Creative destruction and the NBN05 October, 2018
One of my many concerns about Australia’s National Broadband Network (NBN) was the toll it would take on future innovation and competition. A legislated monopoly, entrepreneurs would be forbidden from competing with it, eliminating potential consumer benefits before they can even be discovered. Fortunately for Australians, I was wrong:
“Lightening Broadband is connecting homes and businesses using microwave links capable of delivering both 100 Mbps download and upload speeds. That’s better than the comparable NBN Tier 100, which offers 90 Mbps download and 30 Mbps upload speeds.”
“Another telco start-up, DGtek is offering its customers a full fibre alternative service … [it] uses Gigabit Passive Optical Networks (GPON) and runs it directly into tightly packed homes with the dense population of inner Melbourne. As a sweetener, DGtek offers free internet service to government organisations – such as schools and hospitals – in areas they service.”
“iiNet in Canberra has launched its Very-high-bit-rate Digital Subscriber Line (VDSL2) as its own superfast network. According to iiNet, it is made up of fibre and copper and provides a faster connection than ADSL and most NBN plans.”

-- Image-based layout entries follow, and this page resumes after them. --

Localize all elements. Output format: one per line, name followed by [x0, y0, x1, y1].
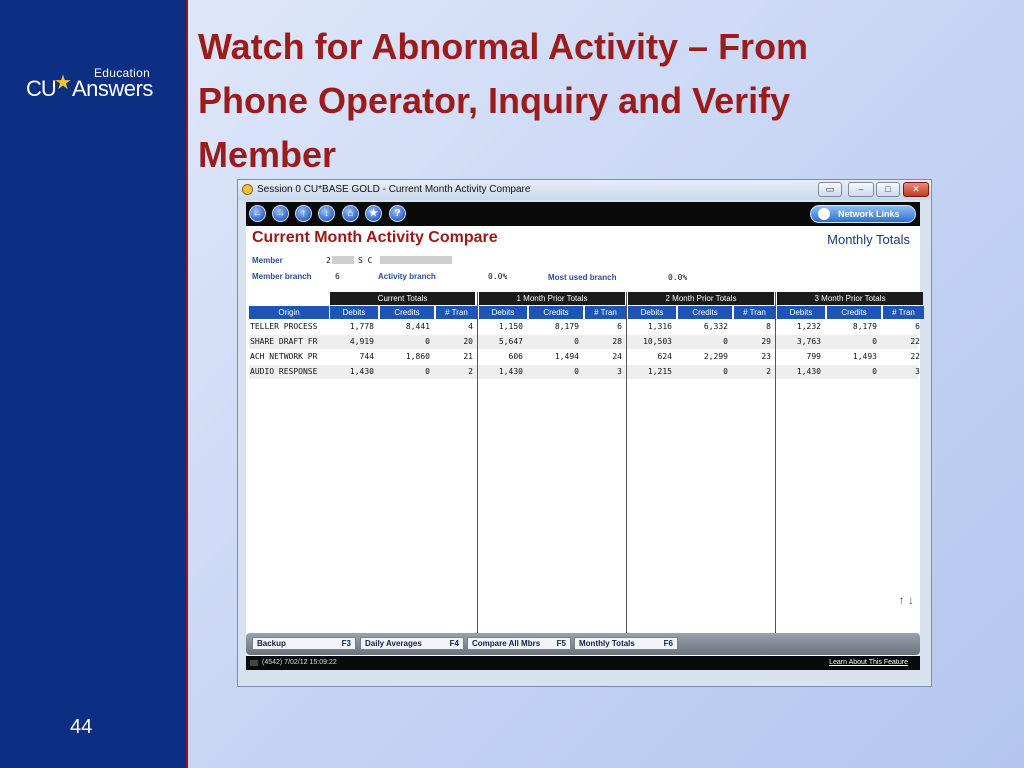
- back-icon[interactable]: ←: [249, 205, 266, 222]
- column-header-debits: Debits: [628, 306, 676, 319]
- origin-cell: AUDIO RESPONSE: [250, 367, 318, 376]
- cu-answers-logo: [26, 66, 166, 106]
- value-cell: 4,919: [349, 337, 374, 346]
- logo-answers-text: Answers: [72, 76, 153, 101]
- forward-icon[interactable]: →: [272, 205, 289, 222]
- value-cell: 2,299: [703, 352, 728, 361]
- help-icon[interactable]: ?: [389, 205, 406, 222]
- group-header-current: Current Totals: [330, 292, 475, 305]
- value-cell: 1,860: [405, 352, 430, 361]
- value-cell: 6: [617, 322, 622, 331]
- column-header-tran: # Tran: [734, 306, 775, 319]
- logo-cu-text: CU: [26, 76, 56, 101]
- most-used-branch-label: Most used branch: [548, 273, 617, 282]
- favorites-icon[interactable]: ★: [365, 205, 382, 222]
- status-bar: [246, 656, 920, 670]
- member-branch-value: 6: [335, 272, 340, 281]
- value-cell: 4: [468, 322, 473, 331]
- value-cell: 1,232: [796, 322, 821, 331]
- function-key-bar: [246, 633, 920, 655]
- backup-label: Backup: [257, 639, 286, 648]
- down-icon[interactable]: ↓: [318, 205, 335, 222]
- value-cell: 0: [425, 337, 430, 346]
- value-cell: 744: [359, 352, 374, 361]
- value-cell: 21: [463, 352, 473, 361]
- value-cell: 1,215: [647, 367, 672, 376]
- column-divider: [775, 292, 776, 636]
- value-cell: 8,441: [405, 322, 430, 331]
- monthly-totals-key: F6: [663, 639, 673, 648]
- value-cell: 0: [574, 367, 579, 376]
- column-header-credits: Credits: [827, 306, 881, 319]
- value-cell: 799: [806, 352, 821, 361]
- value-cell: 3,763: [796, 337, 821, 346]
- value-cell: 0: [425, 367, 430, 376]
- value-cell: 23: [761, 352, 771, 361]
- column-divider: [626, 292, 627, 636]
- compare-all-mbrs-key: F5: [556, 639, 566, 648]
- value-cell: 10,503: [643, 337, 672, 346]
- value-cell: 2: [468, 367, 473, 376]
- value-cell: 6: [915, 322, 920, 331]
- value-cell: 28: [612, 337, 622, 346]
- page-up-icon[interactable]: ↑: [898, 593, 905, 607]
- column-header-credits: Credits: [380, 306, 434, 319]
- screen-title: Current Month Activity Compare: [252, 229, 498, 246]
- activity-branch-value: 0.0%: [488, 272, 508, 281]
- value-cell: 3: [915, 367, 920, 376]
- value-cell: 22: [910, 352, 920, 361]
- sidebar: [0, 0, 188, 768]
- screen-subtitle: Monthly Totals: [827, 232, 910, 247]
- daily-averages-label: Daily Averages: [365, 639, 422, 648]
- column-header-debits: Debits: [479, 306, 527, 319]
- value-cell: 624: [657, 352, 672, 361]
- value-cell: 29: [761, 337, 771, 346]
- column-divider: [477, 292, 478, 636]
- group-header-1-month: 1 Month Prior Totals: [479, 292, 625, 305]
- value-cell: 1,493: [852, 352, 877, 361]
- daily-averages-key: F4: [449, 639, 459, 648]
- slide-number: 44: [70, 716, 93, 738]
- member-number: 2: [326, 256, 331, 265]
- group-header-2-month: 2 Month Prior Totals: [628, 292, 774, 305]
- value-cell: 1,316: [647, 322, 672, 331]
- window-title: Session 0 CU*BASE GOLD - Current Month Activity Compare: [257, 184, 531, 195]
- up-icon[interactable]: ↑: [295, 205, 312, 222]
- status-indicator-icon: [250, 660, 258, 666]
- redacted-account: [332, 256, 354, 264]
- screen-content: [246, 226, 920, 666]
- slide-title: Watch for Abnormal Activity – From Phone Operator, Inquiry and Verify Member: [198, 26, 809, 175]
- most-used-branch-value: 0.0%: [668, 273, 688, 282]
- daily-averages-button[interactable]: [360, 637, 464, 650]
- column-header-tran: # Tran: [436, 306, 477, 319]
- value-cell: 0: [723, 337, 728, 346]
- value-cell: 22: [910, 337, 920, 346]
- toolbar: [246, 202, 920, 226]
- value-cell: 0: [723, 367, 728, 376]
- origin-cell: ACH NETWORK PR: [250, 352, 318, 361]
- value-cell: 3: [617, 367, 622, 376]
- member-name: S C: [358, 256, 373, 265]
- value-cell: 1,778: [349, 322, 374, 331]
- network-links-button[interactable]: [810, 205, 916, 223]
- compare-all-mbrs-button[interactable]: [467, 637, 571, 650]
- column-header-tran: # Tran: [883, 306, 924, 319]
- value-cell: 8,179: [554, 322, 579, 331]
- value-cell: 1,150: [498, 322, 523, 331]
- origin-cell: SHARE DRAFT FR: [250, 337, 318, 346]
- value-cell: 606: [508, 352, 523, 361]
- value-cell: 0: [872, 367, 877, 376]
- value-cell: 1,430: [796, 367, 821, 376]
- value-cell: 1,494: [554, 352, 579, 361]
- column-header-credits: Credits: [529, 306, 583, 319]
- page-down-icon[interactable]: ↓: [908, 593, 914, 607]
- maximize-icon[interactable]: □: [876, 182, 900, 197]
- page-arrows: [899, 593, 914, 607]
- status-session-info: (4542) 7/02/12 15:09:22: [262, 659, 337, 666]
- app-window: [237, 179, 932, 687]
- app-icon: [242, 184, 253, 195]
- restore-icon[interactable]: ▭: [818, 182, 842, 197]
- member-branch-label: Member branch: [252, 272, 312, 281]
- value-cell: 8: [766, 322, 771, 331]
- home-icon[interactable]: ⌂: [342, 205, 359, 222]
- backup-button[interactable]: [252, 637, 356, 650]
- group-header-3-month: 3 Month Prior Totals: [777, 292, 923, 305]
- globe-icon: [818, 208, 830, 220]
- column-header-credits: Credits: [678, 306, 732, 319]
- monthly-totals-button[interactable]: [574, 637, 678, 650]
- value-cell: 1,430: [349, 367, 374, 376]
- value-cell: 8,179: [852, 322, 877, 331]
- column-header-tran: # Tran: [585, 306, 626, 319]
- value-cell: 2: [766, 367, 771, 376]
- logo-education-text: Education: [94, 66, 151, 80]
- value-cell: 20: [463, 337, 473, 346]
- value-cell: 0: [574, 337, 579, 346]
- column-header-origin: Origin: [249, 306, 329, 319]
- value-cell: 1,430: [498, 367, 523, 376]
- member-label: Member: [252, 256, 283, 265]
- column-header-debits: Debits: [777, 306, 825, 319]
- value-cell: 0: [872, 337, 877, 346]
- value-cell: 24: [612, 352, 622, 361]
- redacted-name: [380, 256, 452, 264]
- value-cell: 5,647: [498, 337, 523, 346]
- learn-about-link[interactable]: Learn About This Feature: [829, 659, 908, 666]
- value-cell: 6,332: [703, 322, 728, 331]
- close-icon[interactable]: ✕: [903, 182, 929, 197]
- star-icon: ★: [54, 72, 72, 94]
- activity-branch-label: Activity branch: [378, 272, 436, 281]
- network-links-label: Network Links: [838, 209, 900, 219]
- compare-all-mbrs-label: Compare All Mbrs: [472, 639, 541, 648]
- window-titlebar[interactable]: [238, 180, 931, 200]
- backup-key: F3: [341, 639, 351, 648]
- origin-cell: TELLER PROCESS: [250, 322, 318, 331]
- monthly-totals-label: Monthly Totals: [579, 639, 635, 648]
- column-header-debits: Debits: [330, 306, 378, 319]
- minimize-icon[interactable]: –: [848, 182, 874, 197]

Then there’s the competition from an area I did forecast, namely 5G wireless broadband:
“Optus and Telstra are both launching 5G services in 2019. This represents a quantum leap in wireless technology that could win away millions of current and potential NBN customers.”

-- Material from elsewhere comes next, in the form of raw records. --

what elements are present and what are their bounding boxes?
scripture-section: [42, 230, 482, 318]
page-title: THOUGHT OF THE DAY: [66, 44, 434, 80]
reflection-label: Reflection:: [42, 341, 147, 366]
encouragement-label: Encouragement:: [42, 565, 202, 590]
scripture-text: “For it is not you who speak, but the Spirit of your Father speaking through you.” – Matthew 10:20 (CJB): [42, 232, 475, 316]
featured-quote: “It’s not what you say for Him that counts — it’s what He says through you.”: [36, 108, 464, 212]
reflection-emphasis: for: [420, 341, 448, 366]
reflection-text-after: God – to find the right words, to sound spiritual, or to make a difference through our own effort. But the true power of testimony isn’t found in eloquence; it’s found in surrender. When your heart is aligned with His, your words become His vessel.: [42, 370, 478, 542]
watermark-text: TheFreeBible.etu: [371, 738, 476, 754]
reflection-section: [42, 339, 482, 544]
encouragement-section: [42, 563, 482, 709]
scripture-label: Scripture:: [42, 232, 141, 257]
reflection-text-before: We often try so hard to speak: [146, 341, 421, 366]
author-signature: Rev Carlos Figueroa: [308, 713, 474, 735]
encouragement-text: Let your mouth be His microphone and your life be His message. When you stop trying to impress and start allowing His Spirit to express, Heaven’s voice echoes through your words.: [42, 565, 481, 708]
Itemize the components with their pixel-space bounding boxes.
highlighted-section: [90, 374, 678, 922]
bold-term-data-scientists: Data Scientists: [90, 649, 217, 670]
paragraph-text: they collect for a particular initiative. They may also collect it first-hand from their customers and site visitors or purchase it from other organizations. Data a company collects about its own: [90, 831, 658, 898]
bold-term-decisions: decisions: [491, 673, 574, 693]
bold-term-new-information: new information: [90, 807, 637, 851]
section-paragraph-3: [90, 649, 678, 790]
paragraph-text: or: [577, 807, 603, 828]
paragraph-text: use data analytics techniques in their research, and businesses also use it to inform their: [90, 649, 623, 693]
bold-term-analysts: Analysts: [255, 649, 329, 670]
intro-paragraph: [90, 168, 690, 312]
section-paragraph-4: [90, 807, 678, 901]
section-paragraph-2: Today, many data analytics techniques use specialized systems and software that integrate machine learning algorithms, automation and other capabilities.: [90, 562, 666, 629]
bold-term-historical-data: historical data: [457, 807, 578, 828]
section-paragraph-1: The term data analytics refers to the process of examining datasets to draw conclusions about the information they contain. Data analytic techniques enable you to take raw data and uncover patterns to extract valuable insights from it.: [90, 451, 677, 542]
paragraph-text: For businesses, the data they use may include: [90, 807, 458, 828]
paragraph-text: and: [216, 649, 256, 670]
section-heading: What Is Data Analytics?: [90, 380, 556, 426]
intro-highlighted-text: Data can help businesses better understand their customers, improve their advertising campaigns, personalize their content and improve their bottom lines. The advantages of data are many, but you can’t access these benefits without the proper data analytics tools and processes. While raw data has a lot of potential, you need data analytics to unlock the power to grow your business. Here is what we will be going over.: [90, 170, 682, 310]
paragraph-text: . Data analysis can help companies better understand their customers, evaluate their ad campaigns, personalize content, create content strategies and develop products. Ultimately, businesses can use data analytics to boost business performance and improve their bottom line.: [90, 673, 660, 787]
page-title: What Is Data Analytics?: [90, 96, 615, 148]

The total accounting cost of the NBN is already over $50 billion. With competition on all fronts preventing it from monopoly pricing, and its mandate of cross-subsidisation (e.g., rural households) driving up costs, that figure will only grow.

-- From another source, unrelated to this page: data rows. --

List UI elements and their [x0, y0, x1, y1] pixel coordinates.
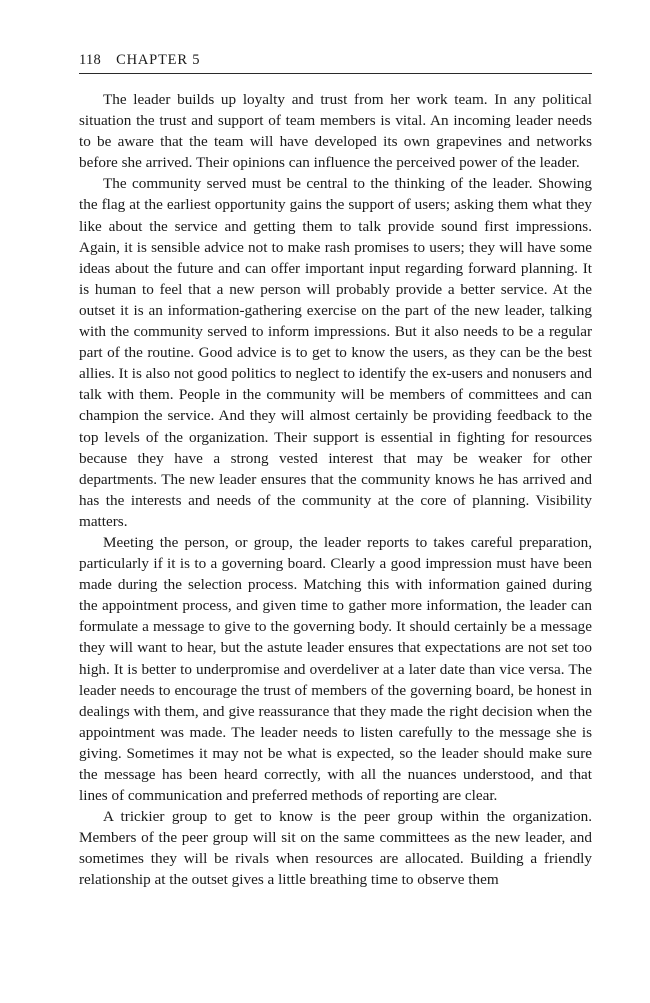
running-head — [79, 52, 592, 74]
body-text — [79, 89, 592, 891]
paragraph-peer-group: A trickier group to get to know is the peer group within the organization. Members of the peer group will sit on the same committees as the new leader, and sometimes they will be rivals when resources are allocated. Building a friendly relationship at the outset gives a little breathing time to observe them — [79, 808, 592, 889]
book-page — [79, 52, 592, 891]
page-number: 118 — [79, 52, 102, 68]
paragraph-governing-board: Meeting the person, or group, the leader reports to takes careful preparation, particularly if it is to a governing board. Clearly a good impression must have been made during the selection process. Matching this with information gained during the appointment process, and given time to gather more information, the leader can formulate a message to give to the governing body. It should certainly be a message they will want to hear, but the astute leader ensures that expectations are not set too high. It is better to underpromise and overdeliver at a later date than vice versa. The leader needs to encourage the trust of members of the governing board, be honest in dealings with them, and give reassurance that they made the right decision when the appointment was made. The leader needs to listen carefully to the message she is giving. Sometimes it may not be what is expected, so the leader should make sure the message has been heard correctly, with all the nuances understood, and that lines of communication and preferred methods of reporting are clear. — [79, 533, 592, 805]
paragraph-community-served: The community served must be central to the thinking of the leader. Showing the flag at the earliest opportunity gains the support of users; asking them what they like about the service and getting them to talk provide sound first impressions. Again, it is sensible advice not to make rash promises to users; they will have some ideas about the future and can offer important input regarding forward planning. It is human to feel that a new person will probably provide a better service. At the outset it is an information-gathering exercise on the part of the new leader, talking with the community served to inform impressions. But it also needs to be a regular part of the routine. Good advice is to get to know the users, as they can be the best allies. It is also not good politics to neglect to identify the ex-users and nonusers and talk with them. People in the community will be members of committees and can champion the service. And they will almost certainly be providing feedback to the top levels of the organization. Their support is essential in fighting for resources because they have a strong vested interest that may be weaker for other departments. The new leader ensures that the community knows he has arrived and has the interests and needs of the community at the core of planning. Visibility matters. — [79, 175, 592, 530]
paragraph-team-loyalty: The leader builds up loyalty and trust from her work team. In any political situation the trust and support of team members is vital. An incoming leader needs to be aware that the team will have developed its own grapevines and networks before she arrived. Their opinions can influence the perceived power of the leader. — [79, 91, 592, 172]
chapter-label: CHAPTER 5 — [116, 52, 201, 68]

At this stage - nearly 10 years after its inception - there’s an almost certain chance that the taxpayer will see a negative return on its NBN investment.
As the situation worsens, something will give; that’s just how politics works, and the NBN is a political beast. The easy (and wrong) option would be to regulate or tax the NBN’s competition away. The more difficult (and better) option would be to remove the NBN’s legislated fixed-line monopoly altogether and sell it off, owning the loss and salvaging whatever we can from the carcass.